Published 05 March 2012

Tagged Under: health safety William Derning 

In this article, Peter Anderson reflects on his role as a General Manager of a cement plant in China, and the steps he took to establish an effective health and safety programme. Unconventional and even controversial, this article brings an original perspective to one of the most challenging and important roles of the cement plant manager, especially those operating in developing markets.

Effective health and safety using Professor W Edwards Deming's "14 rules" as a foundation

In early 2001 I found myself as the general manager of a greenfield cement plant situated near Tianjin in north-eastern China.

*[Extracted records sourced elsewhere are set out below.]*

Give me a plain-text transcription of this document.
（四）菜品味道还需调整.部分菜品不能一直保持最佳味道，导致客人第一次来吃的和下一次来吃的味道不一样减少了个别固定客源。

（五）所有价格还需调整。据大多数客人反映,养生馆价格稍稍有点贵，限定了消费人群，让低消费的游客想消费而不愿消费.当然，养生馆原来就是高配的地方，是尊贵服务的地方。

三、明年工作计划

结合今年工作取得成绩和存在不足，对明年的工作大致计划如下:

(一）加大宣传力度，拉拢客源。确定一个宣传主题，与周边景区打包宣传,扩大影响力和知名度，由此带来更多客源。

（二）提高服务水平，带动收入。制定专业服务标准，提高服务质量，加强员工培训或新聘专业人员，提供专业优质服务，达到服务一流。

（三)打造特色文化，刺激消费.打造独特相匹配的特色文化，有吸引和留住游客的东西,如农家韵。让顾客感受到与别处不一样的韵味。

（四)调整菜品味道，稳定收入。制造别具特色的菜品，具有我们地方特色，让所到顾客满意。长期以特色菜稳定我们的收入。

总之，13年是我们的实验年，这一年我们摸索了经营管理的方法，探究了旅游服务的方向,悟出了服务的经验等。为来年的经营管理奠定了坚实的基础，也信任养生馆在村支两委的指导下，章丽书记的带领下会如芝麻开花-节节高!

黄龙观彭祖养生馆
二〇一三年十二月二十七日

One of my priorities was to establish an effective health and safety regime in the context of a small industrial facility of 100 people.

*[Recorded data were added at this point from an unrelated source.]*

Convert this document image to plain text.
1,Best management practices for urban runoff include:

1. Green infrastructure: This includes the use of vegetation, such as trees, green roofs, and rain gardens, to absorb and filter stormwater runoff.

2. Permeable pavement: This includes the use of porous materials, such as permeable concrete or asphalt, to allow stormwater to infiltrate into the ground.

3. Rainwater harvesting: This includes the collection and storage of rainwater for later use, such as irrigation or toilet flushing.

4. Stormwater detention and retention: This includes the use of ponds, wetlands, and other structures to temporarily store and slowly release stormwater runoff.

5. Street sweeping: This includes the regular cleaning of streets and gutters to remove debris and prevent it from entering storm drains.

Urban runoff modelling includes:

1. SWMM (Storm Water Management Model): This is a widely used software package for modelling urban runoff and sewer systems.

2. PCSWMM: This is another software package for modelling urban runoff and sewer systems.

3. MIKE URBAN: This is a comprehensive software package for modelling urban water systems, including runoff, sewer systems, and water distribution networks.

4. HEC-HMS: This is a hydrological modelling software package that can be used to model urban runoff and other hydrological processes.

Even in 2001, I was aware that China achieved an average life expectancy of over 70 years, close to that of the most developed economies, while GDP per capita was around US$2000. I was, therefore, confident of eventually exceeding best-in-class safety performance worldwide, but wasn’t sure how – except that it would require a revision of much received wisdom.

I’ve grouped my observations around some of Professor W Edwards Deming’s “14 rules” which formed the basis of his 1980s' seminars on Quality, Productivity and Competitive position. I was lucky enough to be one his pupils, and he’s still worth reading in the original.

Deming Rule No.1

Create constancy of purpose

This is difficult in a plant environment where a hundred things go wrong every day. Try to figure out the worst that can happen, try to prepare for it, then try and relax and concentrate on working for the best.

My “first day” agenda on a new plant always includes looking at how quickly workers can get sewn back up after losing a fight with a large machine. This identified a number of problems, including ambulance reaction time and the proximity of specialist A&E services for burns and eye trauma. I also learned that there could be long delays in getting treatment while insurance was checked, so I deposited wads of cash up front at the two hospitals most likely to be used. This issue is a very local one in China, and evolving fast, but I would recommend attention be paid to it, particularly the availability of plastic surgery and limb reattachment. Chinese medical care is first rate, but it’s a big country and you can’t assume your workers will always get the level of treatment they need locally. You may need to set up mercy flight insurance.